Monthly reviews with each member of your team, lasting 60-90 minutes, will help them stay focussed and on track. It will mean that the formal quarterly, six-monthly and/or annual reviews will be far shorter – they'll just be part of a regular process.
4. Make sure your leaders know how to have a good conversation
Reflecting my point in number (1), the best performance review is fundamentally nothing more than a good conversation. The problem is, labelling them as 'performance reviews' and running workshops on how to have a good 'performance conversation' makes them seem far more complicated than that. It feels like a lot of special skills are required. And that gets in the way.
So, rather than training your leaders to carry out performance reviews, help them develop and build good conversation skills. This will equip them to do far more than have performance reviews – they'll be better able to coach, to give feedback, to influence, to engage, to talk about change...

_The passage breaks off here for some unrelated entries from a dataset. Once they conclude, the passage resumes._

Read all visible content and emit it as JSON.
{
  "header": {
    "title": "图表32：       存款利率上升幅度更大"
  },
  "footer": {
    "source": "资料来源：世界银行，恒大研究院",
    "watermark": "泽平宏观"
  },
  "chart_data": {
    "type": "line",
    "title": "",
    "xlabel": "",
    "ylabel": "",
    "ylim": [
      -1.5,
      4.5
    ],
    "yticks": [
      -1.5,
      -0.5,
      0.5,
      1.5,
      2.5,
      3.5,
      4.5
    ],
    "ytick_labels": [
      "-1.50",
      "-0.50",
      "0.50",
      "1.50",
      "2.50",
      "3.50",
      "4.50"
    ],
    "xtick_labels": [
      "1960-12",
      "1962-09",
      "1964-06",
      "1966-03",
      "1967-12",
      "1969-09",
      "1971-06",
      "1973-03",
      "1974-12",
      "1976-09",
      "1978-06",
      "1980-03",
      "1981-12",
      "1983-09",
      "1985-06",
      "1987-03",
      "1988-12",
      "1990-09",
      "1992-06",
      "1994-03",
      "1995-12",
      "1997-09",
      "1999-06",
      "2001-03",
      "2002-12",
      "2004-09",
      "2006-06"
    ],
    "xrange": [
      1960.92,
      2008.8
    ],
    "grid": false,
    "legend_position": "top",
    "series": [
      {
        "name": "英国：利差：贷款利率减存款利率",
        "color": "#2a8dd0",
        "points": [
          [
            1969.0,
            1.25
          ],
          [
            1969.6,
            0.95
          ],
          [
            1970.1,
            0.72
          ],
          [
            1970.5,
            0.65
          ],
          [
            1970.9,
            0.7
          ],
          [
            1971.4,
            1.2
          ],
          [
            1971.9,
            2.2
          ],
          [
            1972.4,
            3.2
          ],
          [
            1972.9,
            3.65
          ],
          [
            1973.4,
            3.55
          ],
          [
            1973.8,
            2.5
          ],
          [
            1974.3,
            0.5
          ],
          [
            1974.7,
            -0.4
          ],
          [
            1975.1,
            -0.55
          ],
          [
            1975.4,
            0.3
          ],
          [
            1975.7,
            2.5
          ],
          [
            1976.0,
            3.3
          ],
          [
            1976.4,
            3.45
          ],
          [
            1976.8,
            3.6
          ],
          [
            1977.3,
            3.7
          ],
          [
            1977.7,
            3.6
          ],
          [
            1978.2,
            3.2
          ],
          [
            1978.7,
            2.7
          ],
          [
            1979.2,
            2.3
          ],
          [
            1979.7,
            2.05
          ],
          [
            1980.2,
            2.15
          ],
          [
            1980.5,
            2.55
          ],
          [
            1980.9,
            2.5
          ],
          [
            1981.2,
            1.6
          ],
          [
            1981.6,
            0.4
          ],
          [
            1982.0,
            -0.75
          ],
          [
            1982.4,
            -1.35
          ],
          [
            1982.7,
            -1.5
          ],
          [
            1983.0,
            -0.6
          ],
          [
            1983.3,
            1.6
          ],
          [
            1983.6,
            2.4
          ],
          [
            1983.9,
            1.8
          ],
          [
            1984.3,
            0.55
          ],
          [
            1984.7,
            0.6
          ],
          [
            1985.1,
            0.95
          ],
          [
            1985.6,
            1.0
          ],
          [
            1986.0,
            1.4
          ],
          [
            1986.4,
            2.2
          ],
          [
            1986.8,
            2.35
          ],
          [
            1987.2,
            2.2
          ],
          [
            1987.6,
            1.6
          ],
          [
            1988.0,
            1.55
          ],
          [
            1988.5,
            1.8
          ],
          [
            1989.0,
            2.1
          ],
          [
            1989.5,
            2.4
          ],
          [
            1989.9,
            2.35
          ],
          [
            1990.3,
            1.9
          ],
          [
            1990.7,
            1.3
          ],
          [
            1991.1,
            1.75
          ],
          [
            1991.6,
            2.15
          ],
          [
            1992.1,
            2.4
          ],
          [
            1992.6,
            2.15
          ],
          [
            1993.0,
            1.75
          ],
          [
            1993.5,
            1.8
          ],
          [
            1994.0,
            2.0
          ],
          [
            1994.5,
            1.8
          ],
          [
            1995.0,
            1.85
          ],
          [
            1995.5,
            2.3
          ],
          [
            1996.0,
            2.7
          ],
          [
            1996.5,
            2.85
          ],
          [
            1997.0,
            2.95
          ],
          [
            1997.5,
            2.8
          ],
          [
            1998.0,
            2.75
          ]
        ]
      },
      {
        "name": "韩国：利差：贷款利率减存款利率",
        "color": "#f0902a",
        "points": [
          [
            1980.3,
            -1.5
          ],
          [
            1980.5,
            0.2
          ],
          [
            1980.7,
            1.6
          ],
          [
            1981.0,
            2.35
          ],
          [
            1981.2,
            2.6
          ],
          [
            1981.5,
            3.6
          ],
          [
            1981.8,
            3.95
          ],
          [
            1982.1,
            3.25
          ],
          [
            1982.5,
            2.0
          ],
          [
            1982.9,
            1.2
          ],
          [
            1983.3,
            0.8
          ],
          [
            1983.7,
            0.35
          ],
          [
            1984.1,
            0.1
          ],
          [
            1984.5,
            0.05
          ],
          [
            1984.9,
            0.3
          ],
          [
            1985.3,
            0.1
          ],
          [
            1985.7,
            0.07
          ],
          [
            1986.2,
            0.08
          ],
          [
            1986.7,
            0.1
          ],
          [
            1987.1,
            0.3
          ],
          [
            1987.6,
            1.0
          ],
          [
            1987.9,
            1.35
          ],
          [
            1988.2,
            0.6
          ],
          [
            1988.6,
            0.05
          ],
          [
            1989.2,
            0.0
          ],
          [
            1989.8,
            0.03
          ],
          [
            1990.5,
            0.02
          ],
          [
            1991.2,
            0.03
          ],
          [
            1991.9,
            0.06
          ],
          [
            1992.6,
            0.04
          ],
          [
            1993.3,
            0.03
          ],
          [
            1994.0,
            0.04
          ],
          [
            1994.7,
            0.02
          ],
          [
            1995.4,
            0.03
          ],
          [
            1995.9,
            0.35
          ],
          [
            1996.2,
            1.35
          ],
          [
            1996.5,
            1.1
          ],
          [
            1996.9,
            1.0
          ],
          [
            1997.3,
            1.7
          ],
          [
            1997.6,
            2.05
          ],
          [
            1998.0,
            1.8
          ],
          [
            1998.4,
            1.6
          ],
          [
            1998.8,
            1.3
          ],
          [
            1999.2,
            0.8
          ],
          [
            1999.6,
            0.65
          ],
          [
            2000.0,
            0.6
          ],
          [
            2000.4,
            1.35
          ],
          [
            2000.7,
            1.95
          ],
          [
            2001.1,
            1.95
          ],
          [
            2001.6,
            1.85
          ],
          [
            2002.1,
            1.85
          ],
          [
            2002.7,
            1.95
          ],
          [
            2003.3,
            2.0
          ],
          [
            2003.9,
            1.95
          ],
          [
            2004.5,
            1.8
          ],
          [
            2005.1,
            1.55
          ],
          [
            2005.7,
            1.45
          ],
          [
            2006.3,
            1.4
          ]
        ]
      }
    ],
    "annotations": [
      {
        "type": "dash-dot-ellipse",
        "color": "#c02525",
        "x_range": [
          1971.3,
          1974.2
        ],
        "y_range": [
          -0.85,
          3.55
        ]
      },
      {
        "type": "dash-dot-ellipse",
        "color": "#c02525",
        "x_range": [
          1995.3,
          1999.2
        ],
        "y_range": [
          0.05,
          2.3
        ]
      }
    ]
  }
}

And that's because all of these are about good conversations. There is no special magic that sets any one of these apart from the others.
Of course it will take some time to implement these changes – but just think of all the time that is spent every year as the respective parties play out their 'chasing-up' and 'resisting' roles. The problem with that approach is that the time is wasted; it becomes a perfunctory annual process and the required changes don't stick.
By following the four steps above, good leadership communication practices will be embedded and will have a far greater impact – ultimately driving up individual, team and organisational performance.